World Bank Urges Mongolia to Boost Resilience of Slowing Economy

December 19, 2014

ULAANBAATAR, December 18, 2014—Vulnerabilities in the Mongolian economy demand actions to bolster its resilience, according to the World Bank’s latest Mongolia Economic Update.

Economic growth slowed in 2014 as high inflation and a persistent current account deficit weighed on domestic demand. Inflation eased recently as the economy has cooled, but remains in double digits.

The current account deficit, which reached close to 30 percent of GDP in 2011-13, is expected to drop to around 11 percent of GDP in 2014. However, the balance of payments pressure remains high, due in part to declining foreign investment.

Without a strong rebound in foreign investment, pressure on the balance of payments will increase vulnerabilities and continue to dampen economic growth next year.  Domestic demand will continue to be under pressure, particularly affecting the non-mining sector.

The report also cites a deterioration in the quality of bank loans and urges closer attention to the financial strength of the banking system because of its importance to the economy.

“The measures needed to put the Mongolian economy on a firmer footing are not easy and will take time to show full effect, but they will strengthen the resiliency of Mongolia’s economy, providing the basis for prosperity in the future,” said James Anderson, the World Bank Country Manager for Mongolia. “We welcome the new government’s frank and forthright acknowledgement of the current state of the economy and its resolve to address Mongolia’s challenges, and we stand ready to assist in any way we can.”

External factors could compound Mongolia’s challenges, according to the report. Global commodity markets are expected to remain weak, with prices of major commodities projected to decline further. Meanwhile, a slowing economy in China, Mongolia’s main trade partner, will also dampen demand.

“The urgent priority now is to tighten economic policy to address the persistent pressure on the balance of payments,” said Taehyun Lee, the World Bank Senior Economist for Mongolia. “This will also help strengthen the capacity of fiscal and monetary policy to cope with headwinds in the future,”

Lee cited an “overly expansionary” economic policy during a period of strong growth and foreign investment after 2011.

“The pro-cyclical approach that was adopted fueled unsustainable pressure on the balance of payments and high inflation, and contributed to a weakening of the banking system,” he said.

The report welcomed recent steps by the Central Bank to raise the policy interest rate and gradually reduce lending programs including the Price Stabilization Program. The Central Bank also strengthened some regulations on the financial sector to respond to the declining quality of bank assets, although the report called for more strengthening of prudential regulations. 

In the report, the World Bank urges further actions to tighten monetary policy, especially by avoiding direct Central Bank injections into the economy.
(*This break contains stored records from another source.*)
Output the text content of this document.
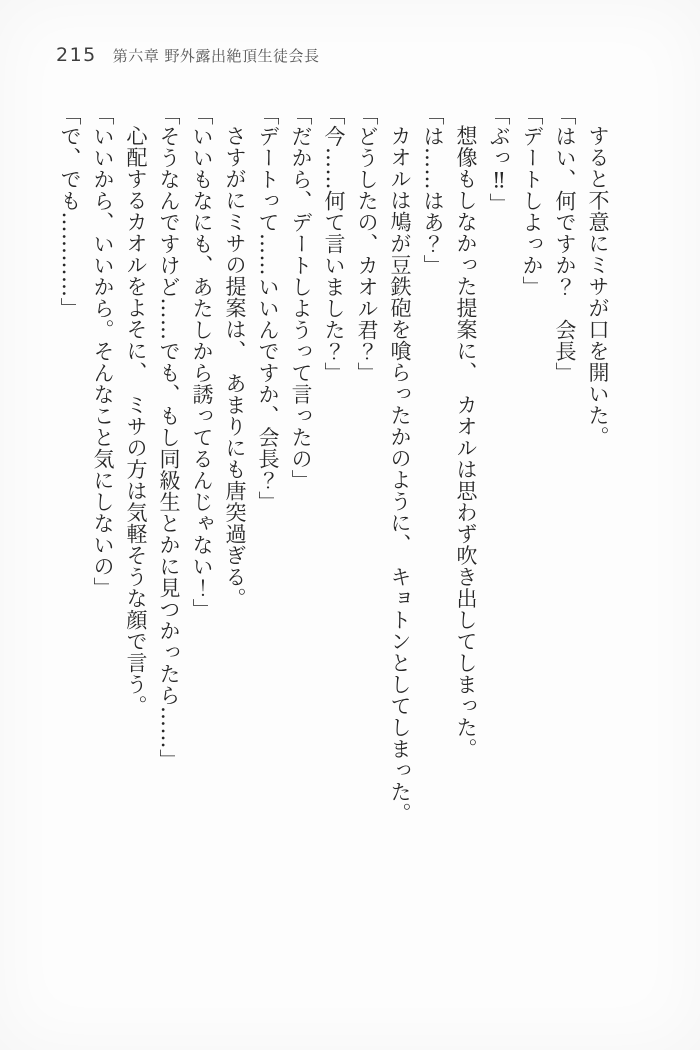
215 第六章 野外露出絶頂生徒会長

すると不意にミサが口を開いた。

「はい、何ですか？　会長」

「デートしよっか」

「ぶっ‼」

想像もしなかった提案に、　カオルは思わず吹き出してしまった。

「は……はあ？」

カオルは鳩が豆鉄砲を喰らったかのように、　キョトンとしてしまった。

「どうしたの、カオル君？」

「今……何て言いました？」

「だから、デートしようって言ったの」

「デートって……いいんですか、会長？」

さすがにミサの提案は、　あまりにも唐突過ぎる。

「いいもなにも、あたしから誘ってるんじゃない！」

「そうなんですけど……でも、もし同級生とかに見つかったら……」

心配するカオルをよそに、　ミサの方は気軽そうな顔で言う。

「いいから、いいから。そんなこと気にしないの」

「で、でも…………」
The report calls for off-budget spending to be brought under control and recommends that that all spending by the Development Bank of Mongolia be included in the budget. 

It also calls for more realistic revenue projections than the overly optimistic predictions of the past, as well as a credible medium-term fiscal consolidation plan to strengthen confidence in deficit reduction.

In particular, Mongolia needs to prepare now to refinance or repay its external public debt of $1.08 billion in 2017 and 2018. Without tighter economic policies and renewed foreign direct investment, the economy will remain vulnerable, the report noted.